Die Künstlersozialabgabe wird aufgrund der erstmaligen Meldung des abgabenpflichtigen Unternehmens bei der KSK erhoben. Zunächst entscheidet die KSK dabei über die Abgabepflicht. Bestand schon vor der Meldung die Pflicht zur Zahlung der Abgabe, so droht eine Nachbelastung für die der Meldung vorausgegangenen fünf Jahre. Sodann hat das abgabepflichtige Unternehmen jährlich die im abgelaufenen Jahr an selbstständige Künstler/Publizisten gezahlten Entgelte bis zum 31. März an die KSK zu melden. Übersteigt die Künstlersozialabgabe eine gewisse Höhe, so hat das Unternehmen monatliche Vorauszahlungen zu leisten.

ZUSAMMENFASSUNG: DIE ZWÖLF REGELN ZUR KÜNSTLERSOZIALABGABE

1. Die Künstlersozialabgabe zahlt immer derjenige Verwerter, der in direkter vertraglicher Beziehung mit dem Künstler oder dem Publizisten steht.
2. Der Verwerter zahlt die Künstlersozialabgabe auf all diejenigen Nettobeträge, die an den Künstler oder Publizisten gegen Rechnung ausgezahlt werden, also auf die Gage und etwaige vom Künstler in Rechnung gestellte Nebenkosten.
3. Typische Verwerter zahlen die Künstlersozialabgabe immer.
4. Sonstige Verwerter zahlen laut § 24 KSVG (der sogenannten Generalklausel) nur dann die Künstlersozialabgabe, wenn sie regelmäßig oder mindestens vier Mal im Jahr Künstler engagieren. Bei Publizisten reicht ein Engagement pro Jahr.
5. Künstlersozialabgabe wird nur bei öffentlichen Veranstaltungen fällig. Rein betriebs- interne Veranstaltungen fallen nicht unter die Abgabepflicht.
6. Zahlungen an Körperschaften oder Kapitalgesellschaften sind abgabenfrei.

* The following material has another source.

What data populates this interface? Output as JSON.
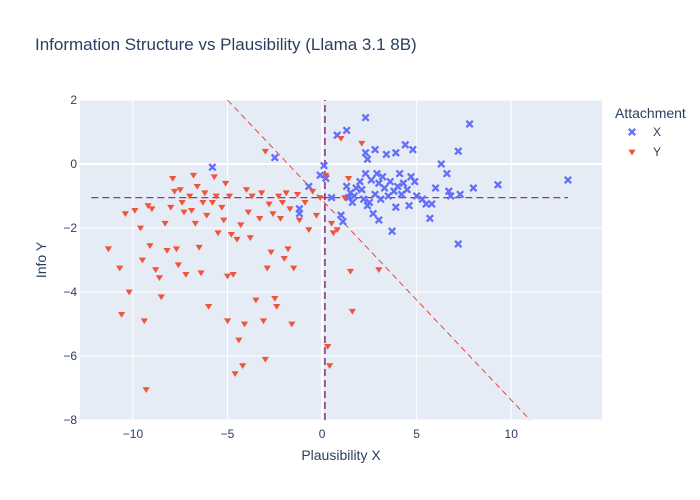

7. Für die Abgabepflicht ist es unerheblich, ob der Künstler oder Publizist selbst Mitglied der Künstlersozialkasse oder Ausländer ist – Die Künstlereigenschaft wird besteuert, nicht die Mitgliedschaft in der KSK.
8. Auch die Ausländersteuer einschließlich Solidaritätszuschlag ist abgabepflichtig
9. Der Künstler ist für sich selbst nie künstlersozialabgabepflichtig; allerdings muss er Künstlersozialabgabe für freberufliche Künstler zahlen, die er gegen Honorar verpflichtet.
10. Die Künstlersozialabgabe darf nicht an den Künstler gezahlt werden; der Verwerter muss sie an die KSK überweisen.
11. Ausnahme 1 von der Abgabepflicht: Pauschal erstattete und ausgewiesene Steuerfreibeträge (zum Beispiel Verpflegungsmehraufwand/Kilometerpauschale) sind abgabefrei (Achtung: ausschließlich die gesetzlich festgelegten Steuerfreibeträge).
12. Ausnahme 2 von der Abgabepflicht: Ein Vertreter ist nur ausnahmsweise zur Künst- lersozialabgabe verpflichtet, und zwar dann, wenn der Vertragspartner des Künstlers nicht selbst abgabepflichtig ist.